Objective: As regular physical exercise improves endothelial dysfunction and promotes cardiovascular health, we investigated the effect of training on angiogenesis by measuring the number of circulating endothelial progenitor cells (EPC), the level of EPC-mobilizing growth factors and tested vascular function by flow-mediated dilation (FMD) in patients with coronary artery disease (CAD) and cardiovascular risk factors (CVRF). In addition, degradation products of the NO pathway (NOx) were determined.

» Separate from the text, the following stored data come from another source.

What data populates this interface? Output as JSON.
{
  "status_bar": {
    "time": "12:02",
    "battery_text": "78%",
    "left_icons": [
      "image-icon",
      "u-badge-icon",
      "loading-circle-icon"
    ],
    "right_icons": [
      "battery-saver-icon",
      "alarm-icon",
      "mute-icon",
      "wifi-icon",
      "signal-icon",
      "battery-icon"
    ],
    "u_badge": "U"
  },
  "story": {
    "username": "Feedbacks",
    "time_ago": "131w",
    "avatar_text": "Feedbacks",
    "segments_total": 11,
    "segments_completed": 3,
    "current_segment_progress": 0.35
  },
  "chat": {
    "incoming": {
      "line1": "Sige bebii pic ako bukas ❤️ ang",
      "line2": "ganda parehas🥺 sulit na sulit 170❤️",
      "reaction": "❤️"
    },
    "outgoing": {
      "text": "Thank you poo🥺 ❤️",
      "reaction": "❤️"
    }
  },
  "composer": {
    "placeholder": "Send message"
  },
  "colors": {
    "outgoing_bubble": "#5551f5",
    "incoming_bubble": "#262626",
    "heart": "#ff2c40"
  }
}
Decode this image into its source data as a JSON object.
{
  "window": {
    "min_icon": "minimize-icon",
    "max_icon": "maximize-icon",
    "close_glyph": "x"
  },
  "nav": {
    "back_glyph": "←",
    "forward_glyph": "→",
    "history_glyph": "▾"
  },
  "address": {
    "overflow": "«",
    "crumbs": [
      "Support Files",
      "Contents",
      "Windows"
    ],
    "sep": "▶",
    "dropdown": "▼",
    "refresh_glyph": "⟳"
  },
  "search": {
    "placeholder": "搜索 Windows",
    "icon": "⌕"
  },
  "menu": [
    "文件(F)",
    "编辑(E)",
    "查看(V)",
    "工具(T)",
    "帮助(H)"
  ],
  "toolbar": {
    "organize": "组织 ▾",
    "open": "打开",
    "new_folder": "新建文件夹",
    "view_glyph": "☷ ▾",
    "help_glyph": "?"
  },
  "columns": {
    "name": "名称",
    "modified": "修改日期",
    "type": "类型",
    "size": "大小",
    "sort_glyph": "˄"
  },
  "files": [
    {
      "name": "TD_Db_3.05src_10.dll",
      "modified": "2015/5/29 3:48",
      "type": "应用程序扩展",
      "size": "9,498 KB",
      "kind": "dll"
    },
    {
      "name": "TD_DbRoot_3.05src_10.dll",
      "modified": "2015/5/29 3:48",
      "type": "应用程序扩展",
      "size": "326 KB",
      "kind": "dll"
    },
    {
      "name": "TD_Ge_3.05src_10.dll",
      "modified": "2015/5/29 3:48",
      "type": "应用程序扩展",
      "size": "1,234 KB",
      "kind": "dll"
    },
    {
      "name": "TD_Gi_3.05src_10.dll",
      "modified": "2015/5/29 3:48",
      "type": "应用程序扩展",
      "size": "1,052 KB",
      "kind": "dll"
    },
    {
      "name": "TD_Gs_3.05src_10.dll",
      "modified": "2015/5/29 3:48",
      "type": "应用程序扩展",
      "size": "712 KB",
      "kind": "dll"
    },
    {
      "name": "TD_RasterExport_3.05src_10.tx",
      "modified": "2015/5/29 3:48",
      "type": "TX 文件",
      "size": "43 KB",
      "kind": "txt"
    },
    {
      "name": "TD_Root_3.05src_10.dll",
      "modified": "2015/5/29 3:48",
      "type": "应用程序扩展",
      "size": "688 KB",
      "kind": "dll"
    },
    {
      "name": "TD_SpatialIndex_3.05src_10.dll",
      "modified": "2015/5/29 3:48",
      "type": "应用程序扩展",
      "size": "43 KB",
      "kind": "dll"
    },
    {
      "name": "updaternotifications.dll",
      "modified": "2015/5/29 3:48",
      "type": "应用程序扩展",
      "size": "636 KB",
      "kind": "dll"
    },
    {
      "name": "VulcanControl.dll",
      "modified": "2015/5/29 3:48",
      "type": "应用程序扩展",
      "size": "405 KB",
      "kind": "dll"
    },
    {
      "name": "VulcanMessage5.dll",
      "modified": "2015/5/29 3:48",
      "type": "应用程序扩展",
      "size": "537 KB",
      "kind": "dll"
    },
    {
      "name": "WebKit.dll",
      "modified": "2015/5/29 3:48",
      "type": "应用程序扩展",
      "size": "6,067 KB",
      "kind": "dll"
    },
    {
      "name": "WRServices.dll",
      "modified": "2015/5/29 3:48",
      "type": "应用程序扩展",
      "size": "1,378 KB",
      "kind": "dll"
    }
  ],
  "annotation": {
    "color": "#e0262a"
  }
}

Methods and results: Twenty patients with documented CAD and/or CVRF joined a 12-week supervised running training. Circulating EPCs--defined by the surface markers CD34, KDR and CD133--were measured at baseline and after exercise training by flow cytometry. We found a significant increase in circulating EPCs (2.9+/-0.4-fold increase; P < .0001), which was positively correlated with both, the change of FMD (r = .81, P < .001) and the increase of NOx synthesis (r = .83, P < .001). Plasma VEGF and erythropoietin did not change in response to exercise. However, we observed a positive correlation between the number of EPCs and erythropoietin at baseline (r = .70, P < .01) and after training (r = .73, P < .01).
Conclusions: Regular exercise training augments the number of circulating EPCs in patients with CVRF and CAD and is associated with improved vascular function and NO synthesis.